Democratic state Senator Connie Leyva wants to go even further, by offering RU 486 — a medical abortion regime — at all University of California and California State University health centers.
“A measure by state Sen. Connie Leyva, D-Chino, would require the systems to provide abortion pills at their student health centers,” reports Capitol Public Radio. “Leyva introduced the bill after UC Berkeley declined student petitions to provide the medication at its on-campus health center. Cal student Adiba Khan read the letter of a classmate to the Senate Health committee. She described missing class, work and her internship as she searched for an off-campus provider. ‘I lost about $300 throughout this entire process,’ Khan read. ‘I lost days of lecture that could help me get a higher grade. I lost valuable experience from my internship.'”
Leyva may have been the first legislator to propose the idea, but it’s one that every progressive lawmaker should consider adopting in their states, too.
As doctors recently noted, RU 486 — also known as Mifepristone – is a safe and extremely effective way to end a pregnancy, provided it is used early in gestation. Because it consists of simply taking medication, there is no reason whatsoever that it couldn’t be used over-the-counter or without a doctor’s supervision.
Dispensing RU 486 at a health center, just like prescription birth control, is just a small step toward that eventual goal, but one that provides extremely limited risks and massive gains for those who need timely local abortion care.
Abortion opponents, of course, are objecting strenuously to the proposal. Local anti-abortion groups claim that the procedure poses safety risks, despite the fact that medical abortion has resulted in “serious adverse affects” in only about 0.05 percent of cases, according to Leyva.
The most common complication from the medication is that it sometimes does not successfully end the pregnancy — a fact that the movement has actually turned into their own “abortion reversal” project. In addition to the “safety” argument, abortion opponents are also relying on their old standby: the “taxpayers funding abortion” claim.
For her part, Deanna Wallace of Americans United for Life told the Christian Post that the bill “is just another attempt to force taxpayers to subsidize the abortion industry.”
The California bill — if it does become law — wouldn’t go into effect until at least 2020, and is already facing a number of changes.
One amendment suggests that a doctor or medical practitioner be brought onto campus in order to facilitate the medical abortion. While that would still relieve the need to leave campus, as well as the costs and missed class time that would be required, it would place a larger burden on reproductive health groups to supply an additional — and largely unnecessary — provider.

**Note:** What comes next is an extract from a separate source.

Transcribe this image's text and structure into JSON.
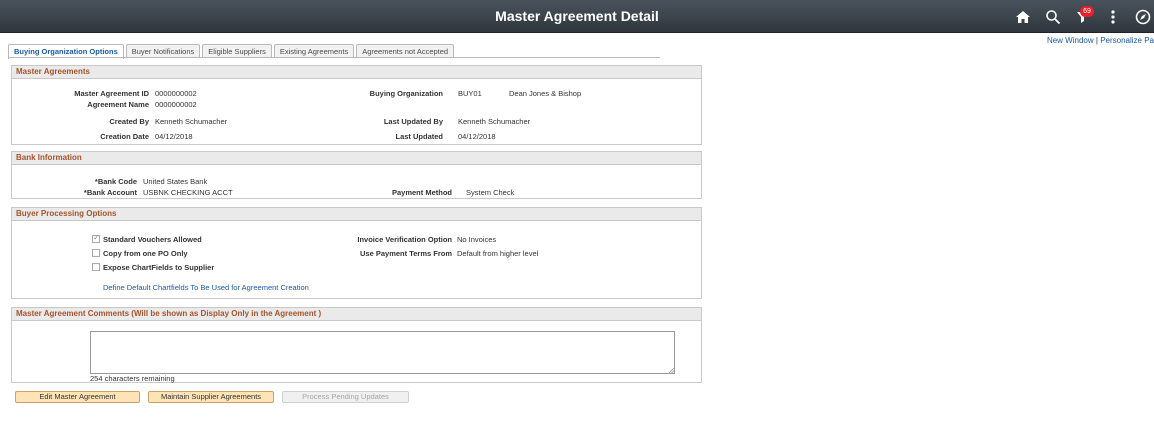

Medical abortion is safe, and, if used early, it is almost always effective. The medical effects are not “safety issues” but the inevitable symptoms of any miscarriage, be it natural or medically induced.
There is no reason that RU 486 shouldn’t be offered in every student center — and by whatever health care worker is available at the health center on that day. California may be the first to attempt this approach, but every school system should consider this option, as the federal government continues chipping away at abortion access.